THE DEBATE over America's war with Iraq is not ending. It is really just beginning, as the news out of Iraq continues to illustrate. Eight US soldiers died in weekend fighting and two helicopter crashes in Iraq. According to The New York Times, the Defense Department has identified 506 American service members who have died since the start of the war. The demand for direct elections by a powerful Shi'ite cleric is delaying the drafting of an interim constitution for Iraq; the controversy disrupts the entire timetable for a transfer of power by the United States to an Iraqi government.
And most politically damaging of all, David Kay, the former head of the US weapons search in Iraq, said he resigned because Pentagon and CIA officials no longer considered the weapons search -- America's chief justification for war -- a priority. As of the time of his resignation, Kay said, "We had found no actual large weapons stockpiles and no indication of a production process that would have produced such stockpiles."
In response, White House spokesman Scott McClellan, said: "The Iraq Survey Group's work is ongoing, and it is important that they complete their work. The truth will come out."
The truth will come out. Some of it already has.
"Ten days in, and it was about Iraq," writes Ron Suskind in "The Price of Loyalty," a book based on what appears to be meticulous note-keeping by President Bush's former Treasury secretary, Paul O'Neill.
An early chapter describes a meeting of Jan. 30, 2001, 10 days after Bush's inauguration, with the newly sworn in president and the principals of the National Security Council. CIA Director George Tenet brings a photograph of a factory that he says intelligence officials believe might be "a plant that produces either chemical or biological materials for weapons manufacture." Pressed by O'Neill for evidence, however, Tenet acknowledges there is "no confirming intelligence" as to the materials being produced.

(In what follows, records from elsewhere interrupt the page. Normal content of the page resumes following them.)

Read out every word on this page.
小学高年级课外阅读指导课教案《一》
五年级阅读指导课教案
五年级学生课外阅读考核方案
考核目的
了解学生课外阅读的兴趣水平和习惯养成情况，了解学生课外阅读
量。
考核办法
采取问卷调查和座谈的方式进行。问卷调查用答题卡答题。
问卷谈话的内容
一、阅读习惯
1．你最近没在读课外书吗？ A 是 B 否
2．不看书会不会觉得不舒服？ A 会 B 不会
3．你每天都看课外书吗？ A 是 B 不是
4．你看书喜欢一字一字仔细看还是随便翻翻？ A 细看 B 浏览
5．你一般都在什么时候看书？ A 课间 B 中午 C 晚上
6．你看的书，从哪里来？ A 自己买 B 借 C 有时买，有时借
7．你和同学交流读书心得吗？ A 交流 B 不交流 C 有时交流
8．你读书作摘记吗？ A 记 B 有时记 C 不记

The truth matters today, tomorrow, and on Election Day. The presidential candidate who criticized nation-building is now a president trying to build a new nation in Iraq, using the flesh and blood of American soldiers as his foundation. Face it, America: These men and women were sent on a mission that was conceived before the terrorist attack of Sept. 11, 2001. Indeed, its outline was being officially sketched at least eight months before, according to O'Neill's records. It was not mission accomplished when George W. Bush made his famous landing on an aircraft carrier in May 2003, and it may not be mission accomplished for a long time.
As long as the debate over war continues, the various positions on war taken by Democrats should matter, too.
Joe Lieberman's position is clear: He voted for Bush's war, supports Bush's war now. Dennis Kucinich's position is also clear; He voted against Bush's war and wants to bring the troops home now. John Kerry and John Edwards voted for the resolution that authorized war (not for a "process," as Kerry said in Sunday night's "60 Minutes" debate) but against the money Bush sought to fund it. Howard Dean was first and strongest in voicing opposition to war; he made it a campaign issue for Democrats but he never had to actually vote. Wesley Clark's rhetoric is now strongly antiwar, but he has taken past positions, in writing, in favor of Bush's war.
The debate will continue as long as Americans die in Iraq and as long as Iraq remains unsettled. The capture of Saddam Hussein does not change that. Neither does the view that the world is better off with the Iraqi dictator out of the spider hole. The end does not justify the means.
Bush's war, now ours, seems far from over. For America, the march on Baghdad crystallizes a critical debate over foreign policy and domestic priorities. All the pledges by Democrats to refocus spending and energy on education, health care, and the environment mean little as long as the country's attention, its flesh and blood, and its money are trained on Iraq.
To take it to Bush in the upcoming election, the Democratic nominee must be willing to ask: Why did you mislead the American people, Mr. President? Why did you mislead me?